Un autobus viene requisito e usato per sbarrare rue du Lombard, come se non ci fosse stato il tempo di preparare l’operazione. Alle nove di sera almeno due isolati sono completamente tagliati fuori dal resto della città, non si entra e non si esce dalla parte di rue Midi adiacente alla Grand Place fino a Place Saint Jean. I soldati e i loro mitragliatori sono disposti lungo le colonne gotiche che circondano la piazza. Gli abitanti che chiedono lumi vengono messi insieme agli altri, in fila sul marciapiede sotto la sorveglianza dei militari, costretti a tornare indietro sui loro passi in fila per due.

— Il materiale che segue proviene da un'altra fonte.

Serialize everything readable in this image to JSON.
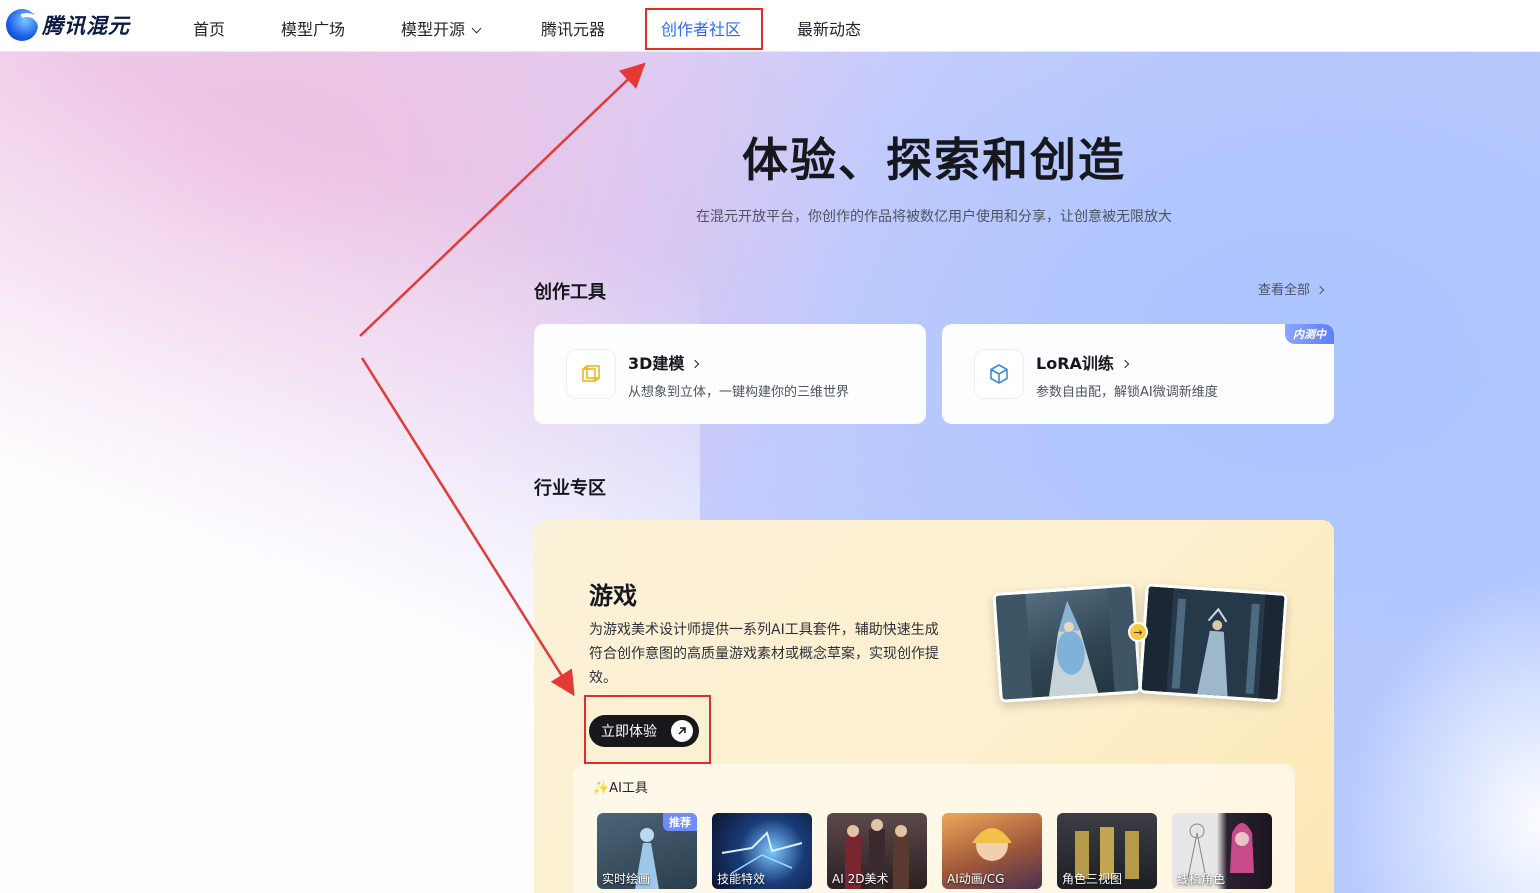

In quello stesso momento la scena si ripete in alcuni sobborghi di Bruxelles. La zona centrale di Molenbeek, il quartiere del grande latitante Salah Abdeslam, viene recintata dai servizi di sicurezza. Dovrebbe essere il grande colpo che libera tutti dall’ansia, ma alla fine il bilancio della nottata appare magro, comunque privo dell’unica notizia che metterebbe la parola fine alle paure del Belgio e di tutta Europa. Invece Abdeslam scappa ancora. Sarebbe stato intercettato verso le 19.30 a bordo di una Bmw su una strada statale nei pressi di Liegi, ma sarebbe anche riuscito a fuggire un’altra volta, prendendo la E40 in direzione della Germania. Anche per questo, forse, il bilancio notturno della Procura federale di Bruxelles è laconico, un breve comunicato di poche righe per dire che sono state perquisite 19 abitazioni, arrestate 16 persone. Durante un controllo in uno snack bar di Molenbeek una vettura si sarebbe lanciata a grande velocità verso i poliziotti, che avrebbero aperto il fuoco ferendo l’uomo al volante, poi arrestato nel centro della capitale.
Nessun’altra comunicazione, nessuna spiegazione. La Polizia federale ringrazia i media per il loro silenzio durante l’operazione. L’atmosfera torna a essere silenziosa e surreale. Solo il suono degli elicotteri. In boulevard Auguste Max è come se questa onda di ansia arrivasse a spezzare l’illusione di una emergenza breve, un fine settimana di pacifica sopportazione e poi avanti come sempre. «Noi non siamo Parigi, non siamo stati colpiti, quindi è davvero difficile capire la ragione di tutto questo» dice Anthony, mentre si rassegna a tirare giù le serrande del suo locale.